The NSE now did not have the outright support of policy makers in Delhi as it used to in the past. The Narain camp claims that Ramakrishna did not engage as well with the powers that be, as her predecessor used to. But it is doubtful if Chitra could have done much to counter the perception in the new regime that NSE had been having a free run for years.
Under pressure, NSE formed a committee to expedite the process of listing. It was opposed to listing on the BSE (cross listing) and insisted that it be allowed to list only on itself (self-listing). But SEBI would have none of that. It threw the rule book at NSE, pointing out that current regulations did not allow self-listing.
The levers of power that till now were working to NSE’s advantage suddenly appeared to have got jammed.
In May 2016, former Competition Commission head Ashok Chawla was appointed chairman of NSE. Two months later, the NSE board was revamped with three new members being inducted. Former Secretary at the Ministry of Corporate Affairs Naved Masood, KPMG India’s former Deputy Chief Executive Dinesh Kanabar, and ex-Infosys CFO Mohandas Pai came in as public-interest directors.
Even as power dynamics on the NSE was changing, the SEBI received a complaint about irregularities in Anand Subramanian’s appointment. The Finance Ministry too got wind of it. The Ramakrishna camp believes it to be the handiwork of the Narain & Co. Likewise, the Narain camp believes that the whistleblower’s complaint on co-location facility violations was instigated by Ramakrishna loyalists. After all, the irregularities had started when Narain was the boss.

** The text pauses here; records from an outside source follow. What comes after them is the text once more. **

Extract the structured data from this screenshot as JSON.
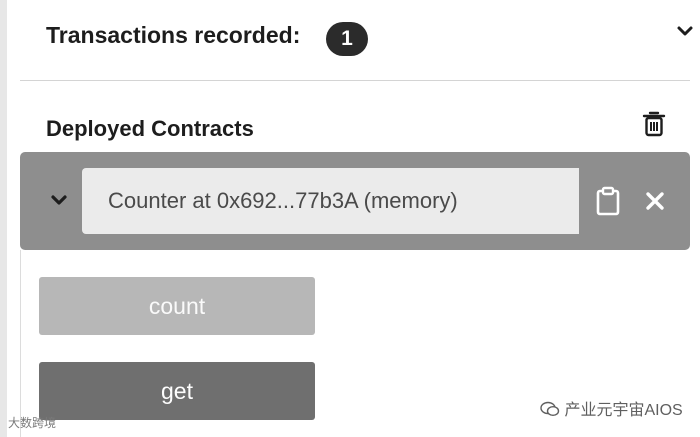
{
  "transactions": {
    "label": "Transactions recorded:",
    "count": "1",
    "toggle_icon": "chevron-down-icon"
  },
  "deployed": {
    "title": "Deployed Contracts",
    "clear_icon": "trash-icon",
    "contract": {
      "address_label": "Counter at 0x692...77b3A (memory)",
      "expand_icon": "chevron-down-icon",
      "copy_icon": "clipboard-icon",
      "remove_icon": "close-icon",
      "functions": [
        {
          "label": "count"
        },
        {
          "label": "get"
        }
      ]
    }
  },
  "watermarks": {
    "right": "产业元宇宙AIOS",
    "left": "大数跨境"
  },
  "colors": {
    "contract_bar": "#8e8e8e",
    "address_box": "#ebebeb",
    "count_button": "#b7b7b7",
    "get_button": "#6f6f6f",
    "badge": "#2b2b2b"
  }
}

The mess was out in the open and the authorities had to be seen taking firm action.
In September 2016, nearly 15 months since the whistleblower’s letter on the co-location lapses, SEBI directed NSE to conduct a forensic audit into the matter. NSE was also asked to deposit revenues from the co-location facility in an escrow account. That dealt a body blow to NSE’s plans of going public as the co-location server facility stream accounted for nearly 35-40 percent of NSE’s core revenues till investigations were complete.
Suddenly, investors were not so excited about the exchange’s public offering, since a big chunk of its revenues were under dispute.
In October, Subramanian was asked to step down by the board. Two months later, Ramakrishna surprised everyone by resigning abruptly.
NSE observers feel that but for the power struggle between Narain and Ramakrishna, things would not have been as messy as they are today.
“The changed policy environment and the war within has hurt the fortunes of NSE,” says a market player.
And there are no signs that things are getting any easier. Vikram Limaye’s appointment as MD and CEO of NSE is yet to get the green light from SEBI nearly three months after the NSE shareholders had approved it. Contrast this with the appointment of Ramakrishna when NSE had decided the date of her taking over as MD & CEO.
Word from Delhi is that the government is intent on a thorough clean up of the system. In all, SEBI had served show cause notices to 14 people, which includes Narain, Chitra, Subramanian, and 11 senior managers, asking them to explain the lapses in the co-location facility.
Narain, Chitra and Subramanian have already gone, and among the 11 senior managers, three have quit. The challenge for NSE is that all 14 will have to speak the same language to SEBI while explaining their actions. Already, some of the managers are claiming that they were merely following orders.
The probe has picked up pace and more action is expected in the coming days. With their benefactors gone, some of the long serving employees embroiled in the co-location controversy are staring at an uncertain future.
As Narain ponders about the road ahead, he might be reminded of a line he had written in a column for the Forbes magazine in 2010.
“Without robust institutions following the highest standards of governance, we will never be able to harness the power of finance for the good of the many.”